My question is: Is broadcast also preferable to the manual loop because it does not unnecessarily specify an order of operation, making it easier for the compiler to optimize?
Support for efficient operations on more esoteric containers. For example, broadcasting over a sparse array can avoid unnecessarily traversing all of the zero entries:
julia> function f_loop!(y, x)
for i in eachindex(y)
@inbounds y[i] = x[i]
end
end
f_loop! (generic function with 1 method)
julia> x = sprand(100, 100, 0.001);
julia> @btime y .= $x setup=(y = similar(x));
37.082 ns (0 allocations: 0 bytes)
julia> @btime f_loop!(y, x) setup=(y = similar(x))

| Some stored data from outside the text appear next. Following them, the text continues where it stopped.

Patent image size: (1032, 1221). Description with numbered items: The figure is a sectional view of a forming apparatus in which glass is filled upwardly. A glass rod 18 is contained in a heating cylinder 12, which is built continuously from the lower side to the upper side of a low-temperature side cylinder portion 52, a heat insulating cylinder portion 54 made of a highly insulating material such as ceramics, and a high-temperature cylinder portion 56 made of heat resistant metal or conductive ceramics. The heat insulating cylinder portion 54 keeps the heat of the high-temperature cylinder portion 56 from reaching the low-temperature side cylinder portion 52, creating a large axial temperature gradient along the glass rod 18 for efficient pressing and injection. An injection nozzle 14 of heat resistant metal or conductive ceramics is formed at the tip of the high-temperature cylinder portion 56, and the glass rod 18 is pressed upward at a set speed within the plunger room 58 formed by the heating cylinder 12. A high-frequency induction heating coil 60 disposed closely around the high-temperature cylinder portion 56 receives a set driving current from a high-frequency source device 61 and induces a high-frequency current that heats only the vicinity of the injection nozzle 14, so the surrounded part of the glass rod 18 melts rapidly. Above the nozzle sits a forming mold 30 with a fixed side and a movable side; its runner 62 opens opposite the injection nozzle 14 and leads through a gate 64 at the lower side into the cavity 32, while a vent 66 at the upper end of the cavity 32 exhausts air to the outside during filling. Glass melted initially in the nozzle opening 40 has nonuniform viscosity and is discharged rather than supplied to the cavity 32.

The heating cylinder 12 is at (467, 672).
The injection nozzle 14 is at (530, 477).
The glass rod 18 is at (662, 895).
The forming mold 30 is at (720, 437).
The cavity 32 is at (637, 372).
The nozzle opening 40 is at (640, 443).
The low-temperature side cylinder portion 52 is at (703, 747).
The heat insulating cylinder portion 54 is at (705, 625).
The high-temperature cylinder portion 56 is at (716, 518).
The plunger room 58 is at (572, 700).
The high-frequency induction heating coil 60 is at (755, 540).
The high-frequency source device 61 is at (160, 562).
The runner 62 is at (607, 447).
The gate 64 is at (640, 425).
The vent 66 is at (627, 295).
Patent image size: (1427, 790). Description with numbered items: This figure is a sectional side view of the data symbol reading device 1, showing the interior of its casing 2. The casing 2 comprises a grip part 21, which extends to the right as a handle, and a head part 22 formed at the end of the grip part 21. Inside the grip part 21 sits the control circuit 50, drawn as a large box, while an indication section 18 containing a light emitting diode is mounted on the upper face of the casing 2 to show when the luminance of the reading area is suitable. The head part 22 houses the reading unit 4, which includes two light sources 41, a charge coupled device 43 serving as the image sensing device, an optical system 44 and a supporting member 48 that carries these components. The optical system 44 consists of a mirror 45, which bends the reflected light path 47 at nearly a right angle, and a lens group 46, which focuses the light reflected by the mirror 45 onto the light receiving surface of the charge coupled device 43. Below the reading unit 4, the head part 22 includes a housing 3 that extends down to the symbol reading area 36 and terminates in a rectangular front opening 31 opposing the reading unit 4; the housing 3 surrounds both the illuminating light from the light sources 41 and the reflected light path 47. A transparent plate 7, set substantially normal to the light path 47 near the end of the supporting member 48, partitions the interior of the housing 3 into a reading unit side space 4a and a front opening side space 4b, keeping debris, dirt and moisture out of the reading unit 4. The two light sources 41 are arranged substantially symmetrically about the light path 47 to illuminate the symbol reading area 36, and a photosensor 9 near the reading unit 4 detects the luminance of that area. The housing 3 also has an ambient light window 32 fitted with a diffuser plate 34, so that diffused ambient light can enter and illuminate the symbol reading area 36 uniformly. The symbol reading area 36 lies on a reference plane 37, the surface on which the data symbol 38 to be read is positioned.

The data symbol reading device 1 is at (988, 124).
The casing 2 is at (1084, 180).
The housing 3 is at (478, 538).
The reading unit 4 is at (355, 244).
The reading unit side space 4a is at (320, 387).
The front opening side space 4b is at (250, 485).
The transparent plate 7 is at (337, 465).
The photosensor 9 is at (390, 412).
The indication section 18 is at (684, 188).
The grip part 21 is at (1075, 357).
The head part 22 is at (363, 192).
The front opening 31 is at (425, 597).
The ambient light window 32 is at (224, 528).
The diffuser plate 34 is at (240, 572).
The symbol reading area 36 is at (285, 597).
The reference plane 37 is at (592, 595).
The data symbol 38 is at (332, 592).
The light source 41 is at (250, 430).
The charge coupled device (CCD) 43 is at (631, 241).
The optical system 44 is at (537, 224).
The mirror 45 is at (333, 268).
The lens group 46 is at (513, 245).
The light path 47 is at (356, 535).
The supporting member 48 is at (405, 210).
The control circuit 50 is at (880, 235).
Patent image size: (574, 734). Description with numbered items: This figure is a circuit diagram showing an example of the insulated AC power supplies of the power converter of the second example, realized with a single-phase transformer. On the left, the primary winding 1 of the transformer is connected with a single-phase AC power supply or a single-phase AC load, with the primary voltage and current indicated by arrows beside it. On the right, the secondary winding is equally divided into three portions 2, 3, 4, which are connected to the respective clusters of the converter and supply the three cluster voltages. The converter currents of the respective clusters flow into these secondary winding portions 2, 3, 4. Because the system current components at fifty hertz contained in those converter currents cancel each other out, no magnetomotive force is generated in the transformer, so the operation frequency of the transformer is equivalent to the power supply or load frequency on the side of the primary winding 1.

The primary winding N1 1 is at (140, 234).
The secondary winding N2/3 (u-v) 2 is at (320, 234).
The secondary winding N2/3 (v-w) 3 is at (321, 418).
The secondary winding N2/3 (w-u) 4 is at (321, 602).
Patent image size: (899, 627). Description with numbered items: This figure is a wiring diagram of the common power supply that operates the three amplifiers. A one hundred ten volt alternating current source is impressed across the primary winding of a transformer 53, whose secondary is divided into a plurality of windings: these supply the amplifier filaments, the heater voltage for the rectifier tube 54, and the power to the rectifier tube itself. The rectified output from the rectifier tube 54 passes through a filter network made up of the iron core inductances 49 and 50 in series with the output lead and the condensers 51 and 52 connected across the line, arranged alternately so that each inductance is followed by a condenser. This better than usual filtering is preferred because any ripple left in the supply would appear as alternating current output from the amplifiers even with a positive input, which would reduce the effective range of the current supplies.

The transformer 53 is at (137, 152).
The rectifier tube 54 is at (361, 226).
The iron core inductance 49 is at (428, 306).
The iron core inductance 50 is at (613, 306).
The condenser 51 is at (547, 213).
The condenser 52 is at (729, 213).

60.394 μs (0 allocations: 0 bytes)
There’s an efficient way to iterate over only the nonzeros in a sparse array, but broadcasting is smart enough to do that for you.
I’m not entirely sure what you mean by “preferable” (some options: more performant, considered better style, etc.), but with loops please do note that the @simd annotation can be used to indicate to the compiler that the loop iterations are independent and can be reordered.
Note also that, even if they overlap almost exactly for functions of a single argument, they can mean different things for functions of two or more arguments.
I figured out that the loop version was using SIMD instructions once I applied @inbounds. I believe @simd wasn’t necessary because there is no reduction aspect of the problem I chose as an example.